White House Edges Closer to Cyberwar Policy

Don't hold your breath, but the administration is getting closer to developing a defense for the National Information Infrastructure

P> The administration may announce in the next few weeks its plans to develop nationwide protection of the information superhighway, said White House official Rich Wilhelm.


Also, President Bill Clinton has asked the industry-dominated National Security Telecommunications Advisory Council to study possible defenses against foreign hackers seeking to wreck the phone network, oil, gas and train transportation systems, and other computer-dependent networks, said Adm. Mike McConnell, who retired March 2 as director of the National Security Agency in Fort Meade, Md.


The NSTAC is a government-sponsored organization of top telecom executives. It was formed during the Cold War to armor the nation's communications networks against nuclear attack.

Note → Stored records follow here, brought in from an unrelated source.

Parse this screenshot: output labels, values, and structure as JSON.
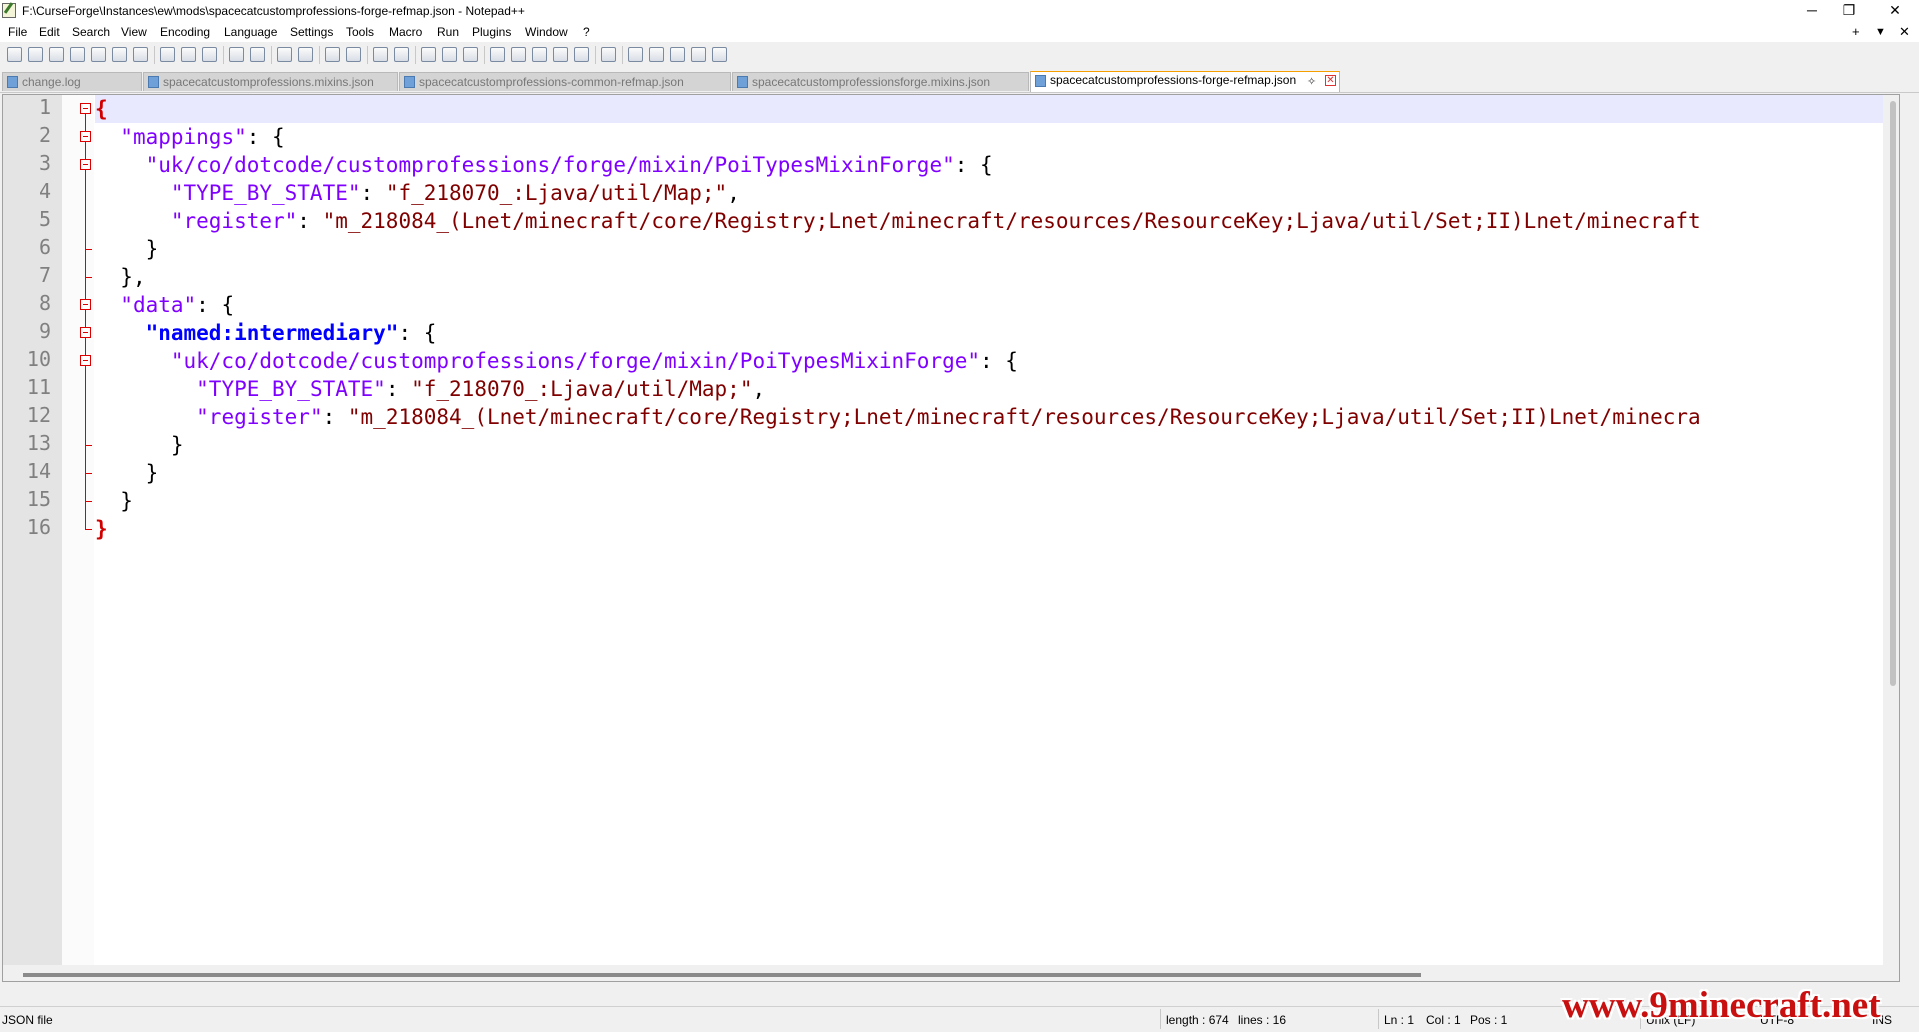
{
  "window": {
    "title": "F:\\CurseForge\\Instances\\ew\\mods\\spacecatcustomprofessions-forge-refmap.json - Notepad++",
    "minimize": "─",
    "maximize": "❐",
    "close": "✕"
  },
  "menu": {
    "items": [
      "File",
      "Edit",
      "Search",
      "View",
      "Encoding",
      "Language",
      "Settings",
      "Tools",
      "Macro",
      "Run",
      "Plugins",
      "Window",
      "?"
    ],
    "right_plus": "+",
    "right_down": "▼",
    "right_close": "✕"
  },
  "tabs": [
    {
      "label": "change.log",
      "active": false
    },
    {
      "label": "spacecatcustomprofessions.mixins.json",
      "active": false
    },
    {
      "label": "spacecatcustomprofessions-common-refmap.json",
      "active": false
    },
    {
      "label": "spacecatcustomprofessionsforge.mixins.json",
      "active": false
    },
    {
      "label": "spacecatcustomprofessions-forge-refmap.json",
      "active": true
    }
  ],
  "editor": {
    "line_numbers": [
      "1",
      "2",
      "3",
      "4",
      "5",
      "6",
      "7",
      "8",
      "9",
      "10",
      "11",
      "12",
      "13",
      "14",
      "15",
      "16"
    ],
    "lines": [
      {
        "indent": "",
        "parts": [
          {
            "t": "{",
            "c": "b"
          }
        ]
      },
      {
        "indent": "  ",
        "parts": [
          {
            "t": "\"mappings\"",
            "c": "k"
          },
          {
            "t": ": {",
            "c": "p"
          }
        ]
      },
      {
        "indent": "    ",
        "parts": [
          {
            "t": "\"uk/co/dotcode/customprofessions/forge/mixin/PoiTypesMixinForge\"",
            "c": "k"
          },
          {
            "t": ": {",
            "c": "p"
          }
        ]
      },
      {
        "indent": "      ",
        "parts": [
          {
            "t": "\"TYPE_BY_STATE\"",
            "c": "k"
          },
          {
            "t": ": ",
            "c": "p"
          },
          {
            "t": "\"f_218070_:Ljava/util/Map;\"",
            "c": "s"
          },
          {
            "t": ",",
            "c": "p"
          }
        ]
      },
      {
        "indent": "      ",
        "parts": [
          {
            "t": "\"register\"",
            "c": "k"
          },
          {
            "t": ": ",
            "c": "p"
          },
          {
            "t": "\"m_218084_(Lnet/minecraft/core/Registry;Lnet/minecraft/resources/ResourceKey;Ljava/util/Set;II)Lnet/minecraft",
            "c": "s"
          }
        ]
      },
      {
        "indent": "    ",
        "parts": [
          {
            "t": "}",
            "c": "p"
          }
        ]
      },
      {
        "indent": "  ",
        "parts": [
          {
            "t": "},",
            "c": "p"
          }
        ]
      },
      {
        "indent": "  ",
        "parts": [
          {
            "t": "\"data\"",
            "c": "k"
          },
          {
            "t": ": {",
            "c": "p"
          }
        ]
      },
      {
        "indent": "    ",
        "parts": [
          {
            "t": "\"named:intermediary\"",
            "c": "n"
          },
          {
            "t": ": {",
            "c": "p"
          }
        ]
      },
      {
        "indent": "      ",
        "parts": [
          {
            "t": "\"uk/co/dotcode/customprofessions/forge/mixin/PoiTypesMixinForge\"",
            "c": "k"
          },
          {
            "t": ": {",
            "c": "p"
          }
        ]
      },
      {
        "indent": "        ",
        "parts": [
          {
            "t": "\"TYPE_BY_STATE\"",
            "c": "k"
          },
          {
            "t": ": ",
            "c": "p"
          },
          {
            "t": "\"f_218070_:Ljava/util/Map;\"",
            "c": "s"
          },
          {
            "t": ",",
            "c": "p"
          }
        ]
      },
      {
        "indent": "        ",
        "parts": [
          {
            "t": "\"register\"",
            "c": "k"
          },
          {
            "t": ": ",
            "c": "p"
          },
          {
            "t": "\"m_218084_(Lnet/minecraft/core/Registry;Lnet/minecraft/resources/ResourceKey;Ljava/util/Set;II)Lnet/minecra",
            "c": "s"
          }
        ]
      },
      {
        "indent": "      ",
        "parts": [
          {
            "t": "}",
            "c": "p"
          }
        ]
      },
      {
        "indent": "    ",
        "parts": [
          {
            "t": "}",
            "c": "p"
          }
        ]
      },
      {
        "indent": "  ",
        "parts": [
          {
            "t": "}",
            "c": "p"
          }
        ]
      },
      {
        "indent": "",
        "parts": [
          {
            "t": "}",
            "c": "b"
          }
        ]
      }
    ]
  },
  "status": {
    "file_type": "JSON file",
    "length": "length : 674",
    "lines": "lines : 16",
    "ln": "Ln : 1",
    "col": "Col : 1",
    "pos": "Pos : 1",
    "eol": "Unix (LF)",
    "encoding": "UTF-8",
    "mode": "INS"
  },
  "watermark": "www.9minecraft.net",
  "colors": {
    "keyword": "#8000ff",
    "string": "#800000",
    "brace": "#d00000",
    "named": "#0000ff",
    "active_tab_accent": "#f5a000"
  }
}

Government officials, industry executives and Washington-based privacy advocates are skeptical that anything will come from these moves to develop a national cyberspace defense policy.

Formation of any nationwide plan "will require an unprecedented degree of government-industry partnership," as well as consultation with privacy advocates, the health-care industry, the electric utilities and many others, said Wilhelm, who coordinates cyberwar discussions among senior administration officials.

"The definition of the problem is so vague, and the interests at stake so diverse, that it is unlikely there will be a resolution anytime in the forseeable future," said Stephen Aftergood, an analyst at the Washington-based Federation of American Scientists.

The infotech industry has already shown its reluctance to cooperate with government security plans by fighting hard against the White House's effort to control the spread of data-scrambling encryption technology. Government officials want to prevent the technology from being used by criminals, terrorists and foreign companies, while industry officials fear that any government control will cost them revenues in the international marketplace.

Pressure to develop the cyberwar defense policy has come from John Deutch, director of central intelligence, and John White, deputy secretary of defense. For example, Deutch and White prompted the Justice Department to set up a high-level working group to study the issue following the collapse last year of an effort by Deutch and White to win Clinton's approval to develop a cyberspace defense plan.

Other senior officials addressing the issue are Vice President Al Gore, Sen. Jon Kyl, R-Ariz., and Sen. Bob Kerrey, D-Neb.

"We need to strengthen our government-civilian partnership to protect the National Information Infrastructure," Kerrey told a March 8 conference at the National Defense University, Fort McNair, Washington. On controversies such as the debate over government control of encryption, "the private sector [will] have to yield a bit. We've got a nation to defend," he said. But the government could offer tax incentives or regulatory changes to promote industry cooperation, he said.

Pending the development of a national defense policy, government and industry officials identified several short-term measures to head off any cyberwar threat.

The government should complete a detailed study of the likely threats and the existing weaknesses in the information superhighway that may be exploited by hackers and other threats, said Roger Molander, a senior analyst at the Washington office of the Rand Corp., Santa Monica, Calif.

There should be more sharing of information about threats and vulnerabilities between industry and government, said Wilhelm.

The government and industry should resolve the encryption controversy, helping boost the nation's anti-hacker defenses while protecting law enforcement, said Kerrey.